*Pengantar* : Di majalah Berita Nahdlatoel Oelama 28 Syawal 1356/1 Januari 1938, halaman 2-4, terdapat tulisan berjudul “Aliran Anti Arab”. Di dasawarsa ketiga abad XX itu, isu anti-Arab rupanya sudah merebak di Tanah Air kita. Bagaimana kalangan Nahdhiyyin pada saat itu menyikapi isu anti-Arab, mari kita ikuti tulisan yang dimuat di majalah yang dipimpin oleh Ch.M. Machfoedz Shiddiq dengan _Mede Redacteur_ K.H. Hasjim Asj’ari Tebuireng, K.H. Abdulwahab Chasboellah Surabaya, dan K.H. Bisri Denanyar.
Tulisan ini disalin sesuai dengan aslinya, dengan
penyesuaian ejaan dan penambahan subjudul. (Lukman Hakiem).
*****
SEKALI peristiwa Rasulullah shallallahu ‘alaihi wa sallam
bersabda kepada Sayyidina Salman: “Salman! Janganlah kamu membenci aku, maka
kamu mencerai Igamamu.” Sembah Sayidina Salman: “Betapakah hamba membenci
Paduka, padahal Allah ta’ala memberi hidayah hamba dengan perantaraan Paduka?”

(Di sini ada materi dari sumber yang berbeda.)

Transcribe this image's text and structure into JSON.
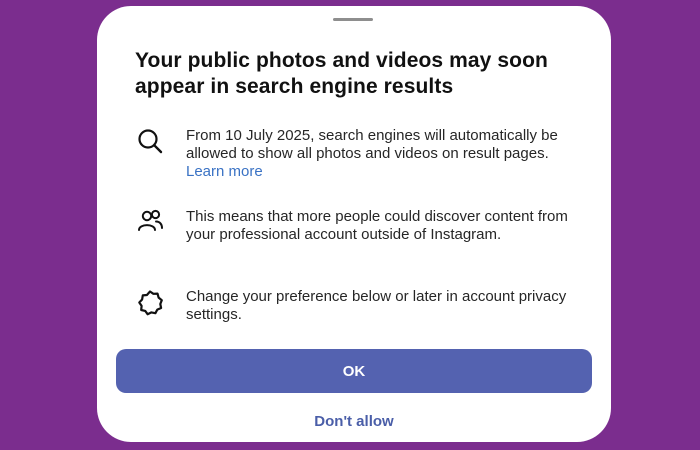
{
  "dialog": {
    "title": "Your public photos and videos may soon appear in search engine results",
    "items": [
      {
        "icon": "search-icon",
        "text": "From 10 July 2025, search engines will automatically be allowed to show all photos and videos on result pages.",
        "link": "Learn more"
      },
      {
        "icon": "people-icon",
        "text": "This means that more people could discover content from your professional account outside of Instagram."
      },
      {
        "icon": "settings-gear-icon",
        "text": "Change your preference below or later in account privacy settings."
      }
    ],
    "primary_button": "OK",
    "secondary_button": "Don't allow"
  },
  "colors": {
    "background": "#7b2d8e",
    "primary_button": "#5462b0",
    "link": "#3a72c4"
  }
}
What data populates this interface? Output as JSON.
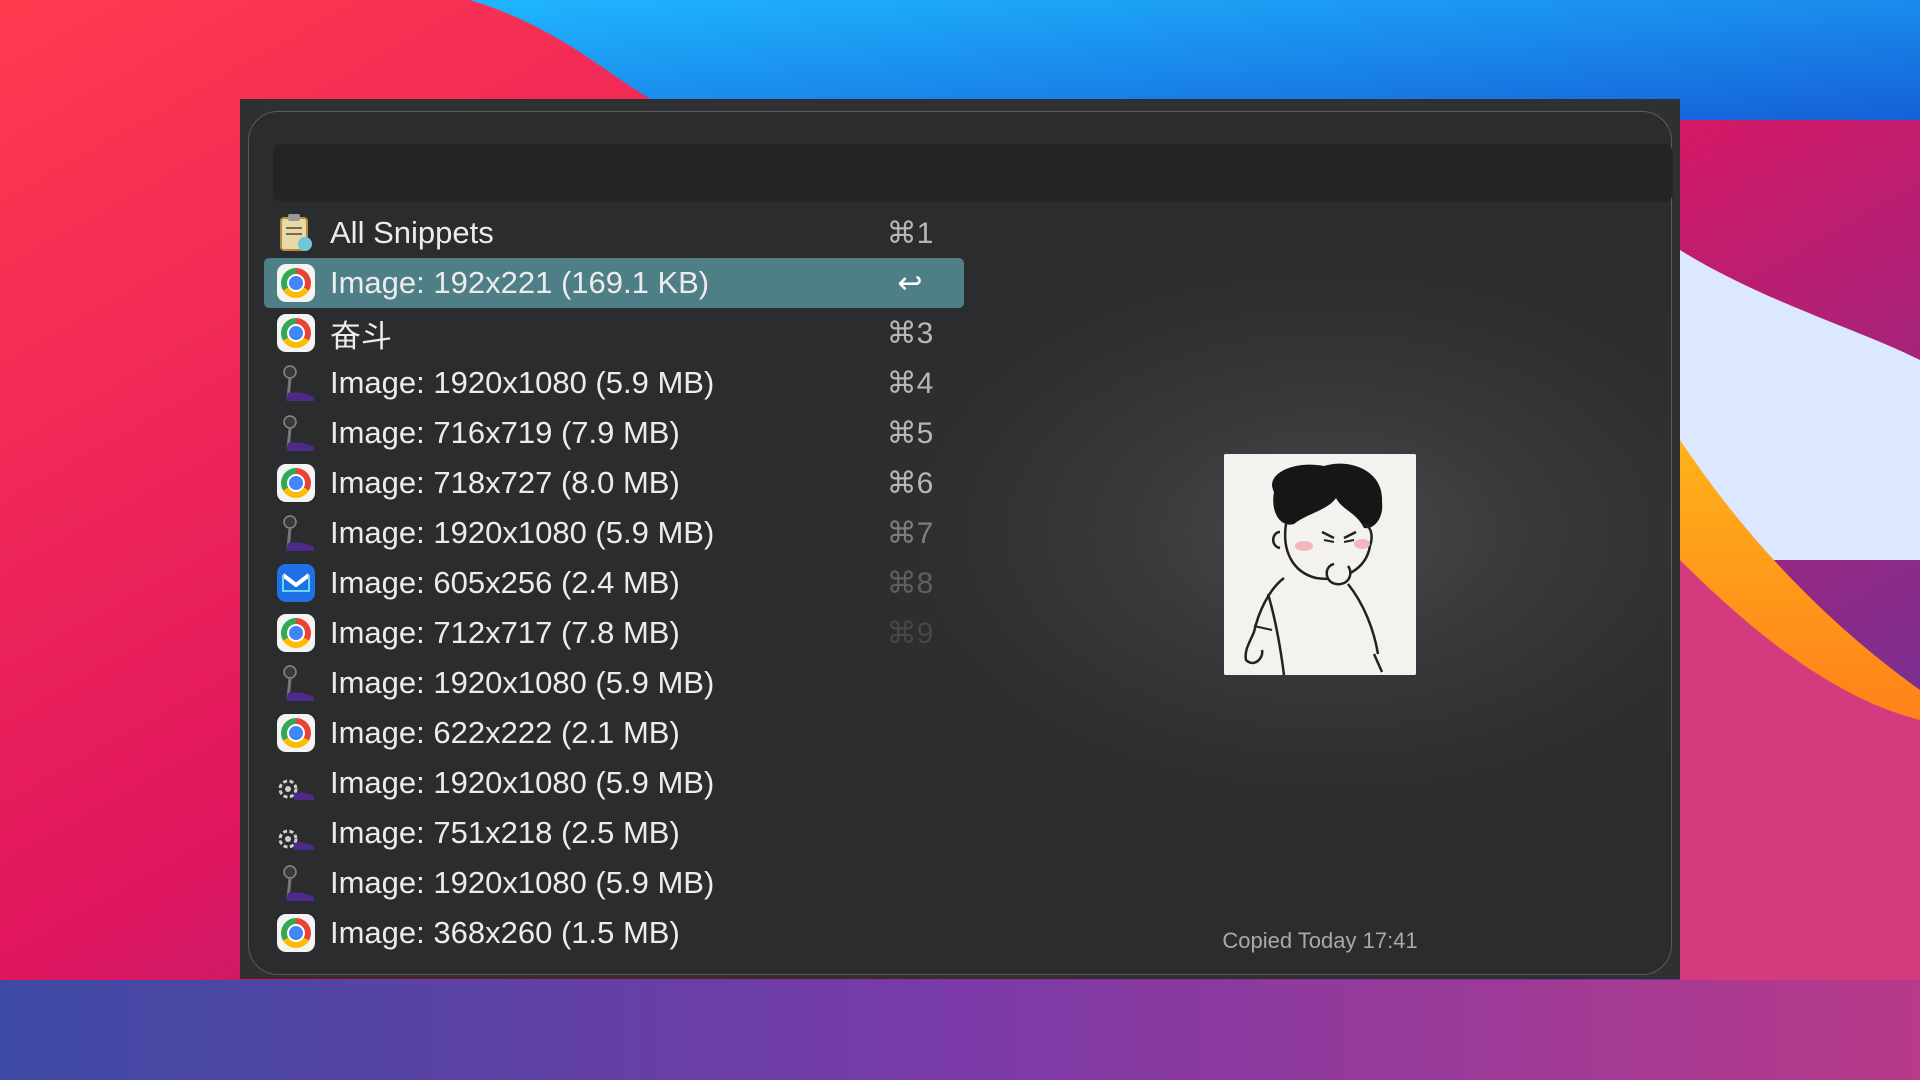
{
  "list": {
    "items": [
      {
        "icon": "snippets-icon",
        "label": "All Snippets",
        "shortcut": "⌘1",
        "selected": false
      },
      {
        "icon": "chrome-icon",
        "label": "Image: 192x221 (169.1 KB)",
        "shortcut": "↩",
        "selected": true
      },
      {
        "icon": "chrome-icon",
        "label": "奋斗",
        "shortcut": "⌘3",
        "selected": false
      },
      {
        "icon": "screenshot-tool-icon",
        "label": "Image: 1920x1080 (5.9 MB)",
        "shortcut": "⌘4",
        "selected": false
      },
      {
        "icon": "screenshot-tool-icon",
        "label": "Image: 716x719 (7.9 MB)",
        "shortcut": "⌘5",
        "selected": false
      },
      {
        "icon": "chrome-icon",
        "label": "Image: 718x727 (8.0 MB)",
        "shortcut": "⌘6",
        "selected": false
      },
      {
        "icon": "screenshot-tool-icon",
        "label": "Image: 1920x1080 (5.9 MB)",
        "shortcut": "⌘7",
        "selected": false
      },
      {
        "icon": "mail-app-icon",
        "label": "Image: 605x256 (2.4 MB)",
        "shortcut": "⌘8",
        "selected": false
      },
      {
        "icon": "chrome-icon",
        "label": "Image: 712x717 (7.8 MB)",
        "shortcut": "⌘9",
        "selected": false
      },
      {
        "icon": "screenshot-tool-icon",
        "label": "Image: 1920x1080 (5.9 MB)",
        "shortcut": "",
        "selected": false
      },
      {
        "icon": "chrome-icon",
        "label": "Image: 622x222 (2.1 MB)",
        "shortcut": "",
        "selected": false
      },
      {
        "icon": "gear-tool-icon",
        "label": "Image: 1920x1080 (5.9 MB)",
        "shortcut": "",
        "selected": false
      },
      {
        "icon": "gear-tool-icon",
        "label": "Image: 751x218 (2.5 MB)",
        "shortcut": "",
        "selected": false
      },
      {
        "icon": "screenshot-tool-icon",
        "label": "Image: 1920x1080 (5.9 MB)",
        "shortcut": "",
        "selected": false
      },
      {
        "icon": "chrome-icon",
        "label": "Image: 368x260 (1.5 MB)",
        "shortcut": "",
        "selected": false
      }
    ]
  },
  "preview": {
    "image": "cartoon-boy-thinking",
    "copied_text": "Copied Today 17:41"
  },
  "colors": {
    "selection": "#4e7f86",
    "panel": "#2f3032",
    "search_bar": "#232426"
  }
}
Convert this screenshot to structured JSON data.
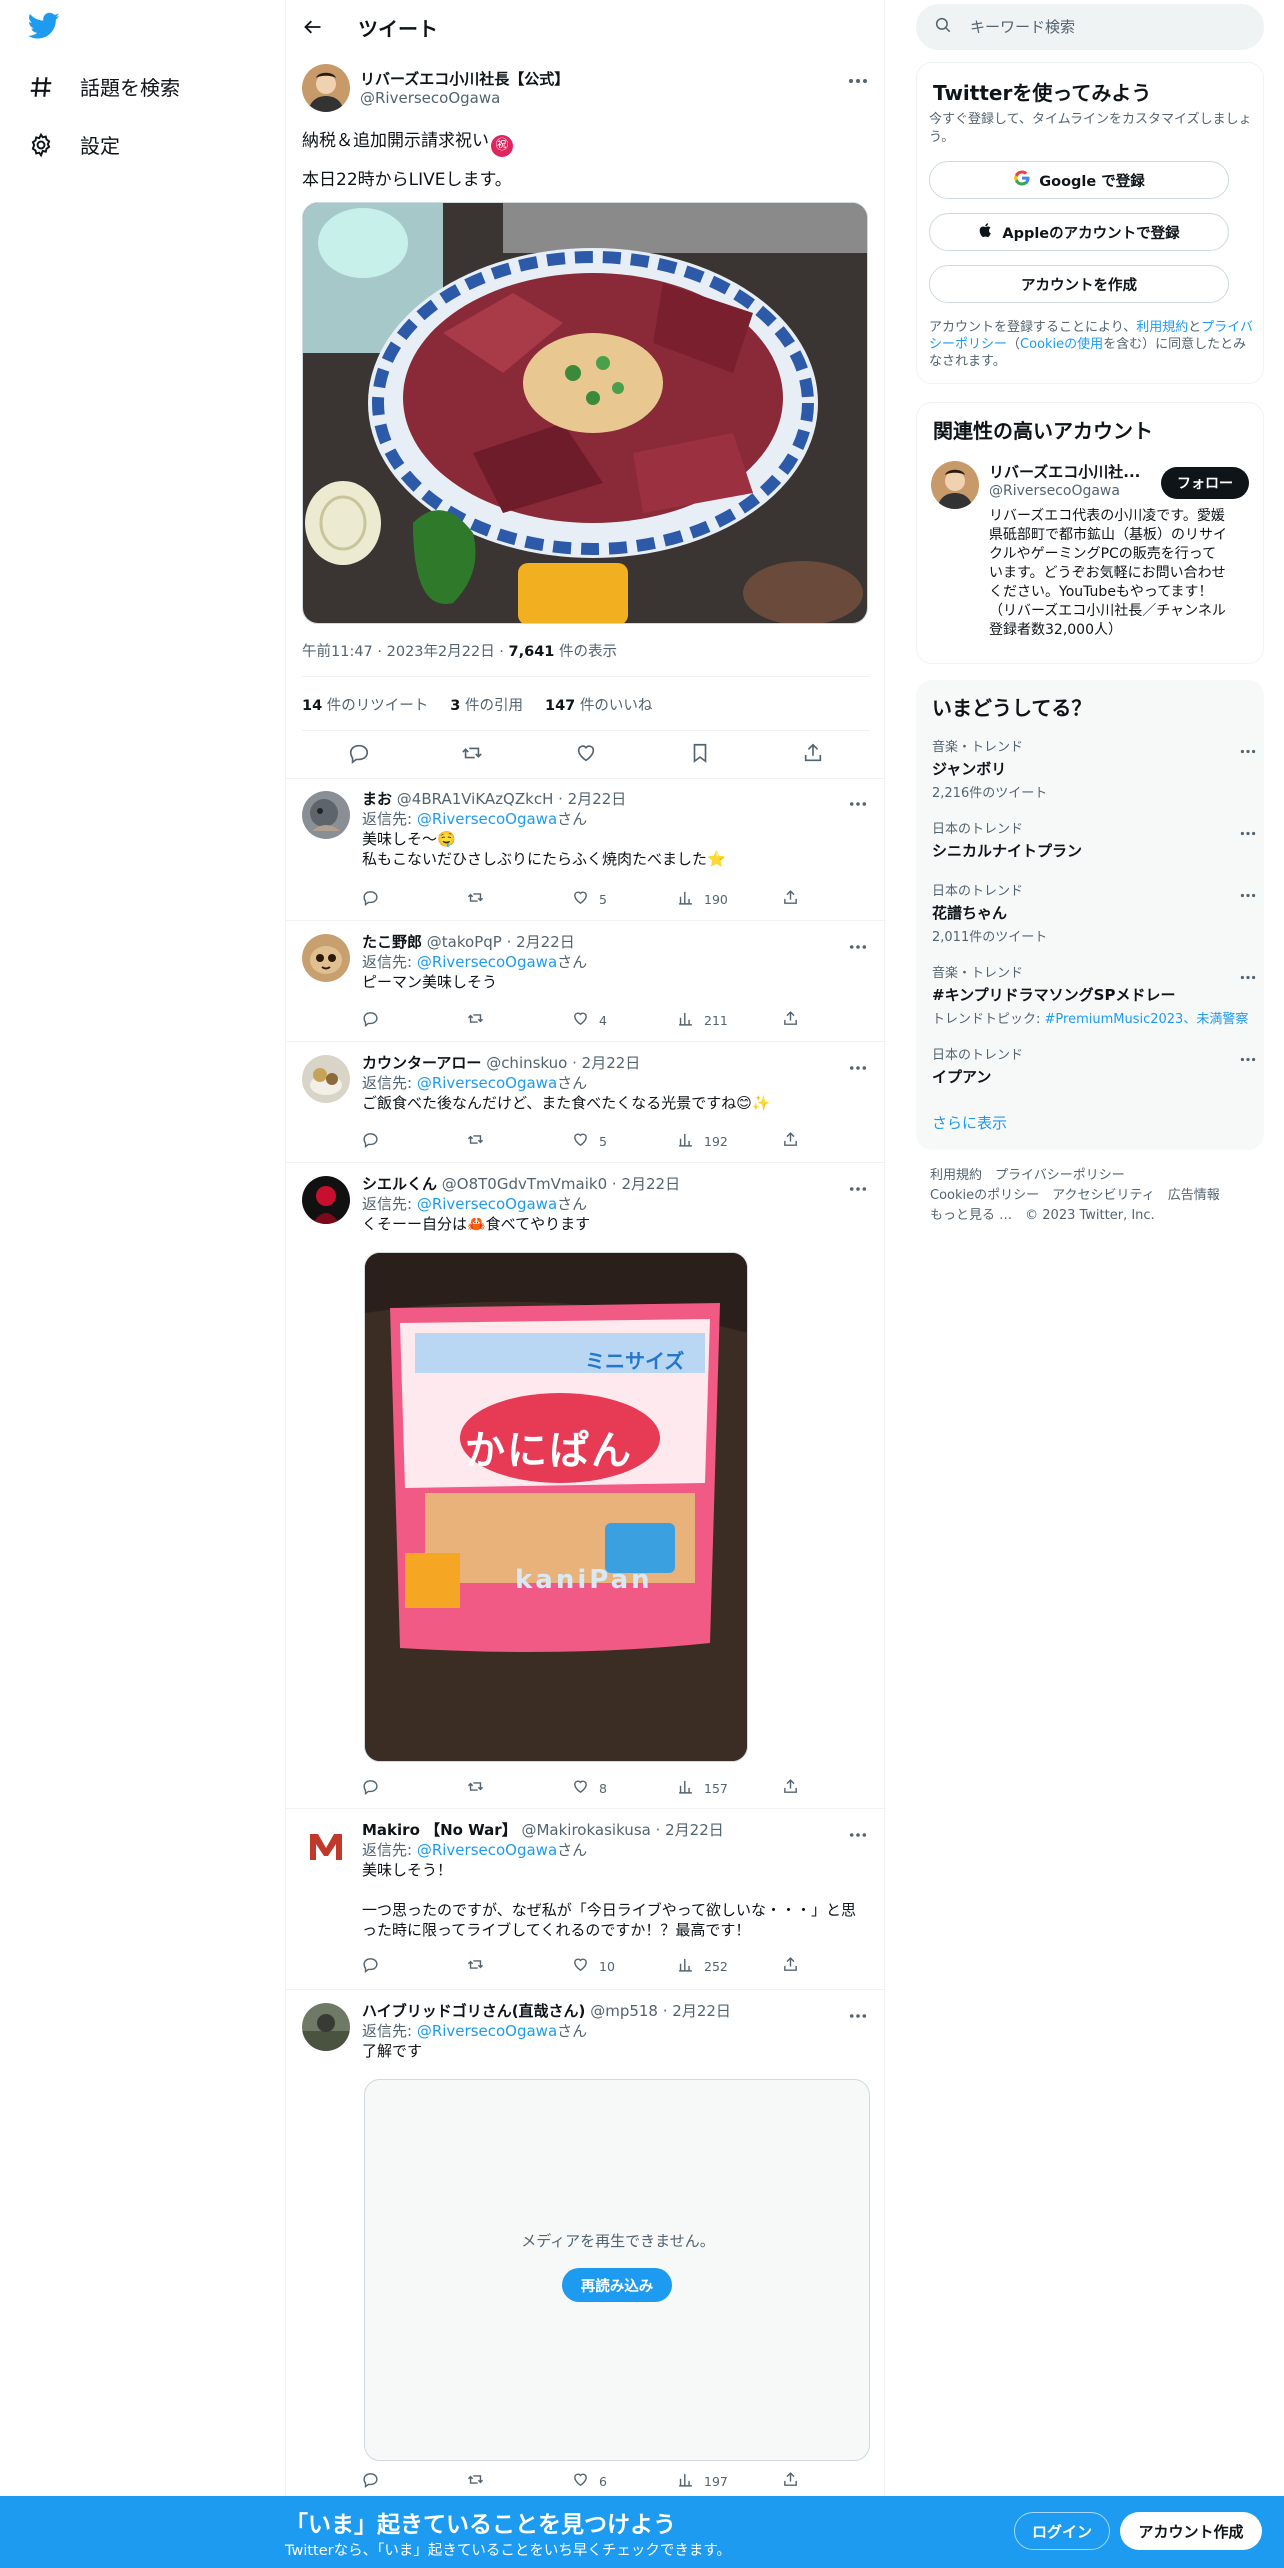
{
  "nav": {
    "explore_label": "話題を検索",
    "settings_label": "設定"
  },
  "header": {
    "title": "ツイート"
  },
  "main_tweet": {
    "author_name": "リバーズエコ小川社長【公式】",
    "author_handle": "@RiversecoOgawa",
    "text_line1": "納税＆追加開示請求祝い",
    "text_line1_emoji": "㊗",
    "text_line2": "本日22時からLIVEします。",
    "time": "午前11:47",
    "date": "2023年2月22日",
    "views": "7,641",
    "views_label": "件の表示",
    "retweets": "14",
    "retweets_label": "件のリツイート",
    "quotes": "3",
    "quotes_label": "件の引用",
    "likes": "147",
    "likes_label": "件のいいね"
  },
  "replies": [
    {
      "name": "まお",
      "handle": "@4BRA1ViKAzQZkcH",
      "date": "2月22日",
      "reply_to_prefix": "返信先: ",
      "reply_to": "@RiversecoOgawa",
      "reply_to_suffix": "さん",
      "line1": "美味しそ～🤤",
      "line2": "私もこないだひさしぶりにたらふく焼肉たべました⭐",
      "replies": "",
      "retweets": "",
      "likes": "5",
      "views": "190"
    },
    {
      "name": "たこ野郎",
      "handle": "@takoPqP",
      "date": "2月22日",
      "reply_to_prefix": "返信先: ",
      "reply_to": "@RiversecoOgawa",
      "reply_to_suffix": "さん",
      "line1": "ピーマン美味しそう",
      "replies": "",
      "retweets": "",
      "likes": "4",
      "views": "211"
    },
    {
      "name": "カウンターアロー",
      "handle": "@chinskuo",
      "date": "2月22日",
      "reply_to_prefix": "返信先: ",
      "reply_to": "@RiversecoOgawa",
      "reply_to_suffix": "さん",
      "line1": "ご飯食べた後なんだけど、また食べたくなる光景ですね😊✨",
      "replies": "",
      "retweets": "",
      "likes": "5",
      "views": "192"
    },
    {
      "name": "シエルくん",
      "handle": "@O8T0GdvTmVmaik0",
      "date": "2月22日",
      "reply_to_prefix": "返信先: ",
      "reply_to": "@RiversecoOgawa",
      "reply_to_suffix": "さん",
      "line1": "くそーー自分は🦀食べてやります",
      "photo_text_main": "かにぱん",
      "photo_text_sub": "kaniPan",
      "photo_text_badge": "ミニサイズ",
      "replies": "",
      "retweets": "",
      "likes": "8",
      "views": "157"
    },
    {
      "name": "Makiro 【No War】",
      "handle": "@Makirokasikusa",
      "date": "2月22日",
      "reply_to_prefix": "返信先: ",
      "reply_to": "@RiversecoOgawa",
      "reply_to_suffix": "さん",
      "line1": "美味しそう！",
      "line2": "一つ思ったのですが、なぜ私が「今日ライブやって欲しいな・・・」と思",
      "line3": "った時に限ってライブしてくれるのですか！？最高です！",
      "replies": "",
      "retweets": "",
      "likes": "10",
      "views": "252"
    },
    {
      "name": "ハイブリッドゴリさん(直哉さん)",
      "handle": "@mp518",
      "date": "2月22日",
      "reply_to_prefix": "返信先: ",
      "reply_to": "@RiversecoOgawa",
      "reply_to_suffix": "さん",
      "line1": "了解です",
      "media_error": "メディアを再生できません。",
      "reload_label": "再読み込み",
      "replies": "",
      "retweets": "",
      "likes": "6",
      "views": "197"
    }
  ],
  "search": {
    "placeholder": "キーワード検索"
  },
  "signup_card": {
    "title": "Twitterを使ってみよう",
    "subtitle": "今すぐ登録して、タイムラインをカスタマイズしましょう。",
    "google_label": "Google で登録",
    "apple_label": "Appleのアカウントで登録",
    "create_label": "アカウントを作成",
    "terms_prefix": "アカウントを登録することにより、",
    "terms_link": "利用規約",
    "terms_and": "と",
    "privacy_link": "プライバシーポリシー",
    "cookie_open": "（",
    "cookie_link": "Cookieの使用",
    "cookie_close": "を含む）に同意したとみなされます。"
  },
  "related": {
    "title": "関連性の高いアカウント",
    "name": "リバーズエコ小川社...",
    "handle": "@RiversecoOgawa",
    "follow_label": "フォロー",
    "bio_lines": [
      "リバーズエコ代表の小川凌です。愛媛",
      "県砥部町で都市鉱山（基板）のリサイ",
      "クルやゲーミングPCの販売を行って",
      "います。どうぞお気軽にお問い合わせ",
      "ください。YouTubeもやってます！",
      "（リバーズエコ小川社長／チャンネル",
      "登録者数32,000人）"
    ]
  },
  "trends": {
    "title": "いまどうしてる？",
    "items": [
      {
        "category": "音楽・トレンド",
        "name": "ジャンボリ",
        "count": "2,216件のツイート"
      },
      {
        "category": "日本のトレンド",
        "name": "シニカルナイトプラン",
        "count": ""
      },
      {
        "category": "日本のトレンド",
        "name": "花譜ちゃん",
        "count": "2,011件のツイート"
      },
      {
        "category": "音楽・トレンド",
        "name": "#キンプリドラマソングSPメドレー",
        "topic_prefix": "トレンドトピック: ",
        "topic": "#PremiumMusic2023、未満警察"
      },
      {
        "category": "日本のトレンド",
        "name": "イプアン",
        "count": ""
      }
    ],
    "show_more": "さらに表示"
  },
  "footer": {
    "terms": "利用規約",
    "privacy": "プライバシーポリシー",
    "cookie": "Cookieのポリシー",
    "accessibility": "アクセシビリティ",
    "ads": "広告情報",
    "more": "もっと見る …",
    "copyright": "© 2023 Twitter, Inc."
  },
  "bottom_bar": {
    "title": "「いま」起きていることを見つけよう",
    "subtitle": "Twitterなら、「いま」起きていることをいち早くチェックできます。",
    "login_label": "ログイン",
    "signup_label": "アカウント作成"
  },
  "colors": {
    "accent": "#1d9bf0",
    "text": "#0f1419",
    "muted": "#536471"
  }
}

Maka sabda beliau: “Yaitu kamu membenci bangsa Arab, maka (akhirnya) kamu
membenci aku.” Hadits hasan gharib.
Tujuan Lebih Dalam
JIKALAU kami menulis tentang aliran anti-Arab, barangkali
pembaca kita menyangka bahwa kami akan menulis pergolakan di Palestina, dalam
mana aliran anti-Arab dalam kalangan bangsa Yahudi makin menjadi-jadi.
Akan tetapi sangkaan itu keliru. Aliran anti-Arab yang
hendak kami tulis tidak lain melainkan suatu aliran yang semakin merajalela
dalam kalangan saudara kita, umat Islam Indonesia, terutama dalam kota-kota besar
yang merasa dirinya sudah insyaf, tidak akan bisa tertipu lagi dan diabui
penglihatannya. Suatu aliran yang asal mulanya ditanam oleh pihak yang
menghendaki perpisahan orang kita dari Igamanya, Igama Islam.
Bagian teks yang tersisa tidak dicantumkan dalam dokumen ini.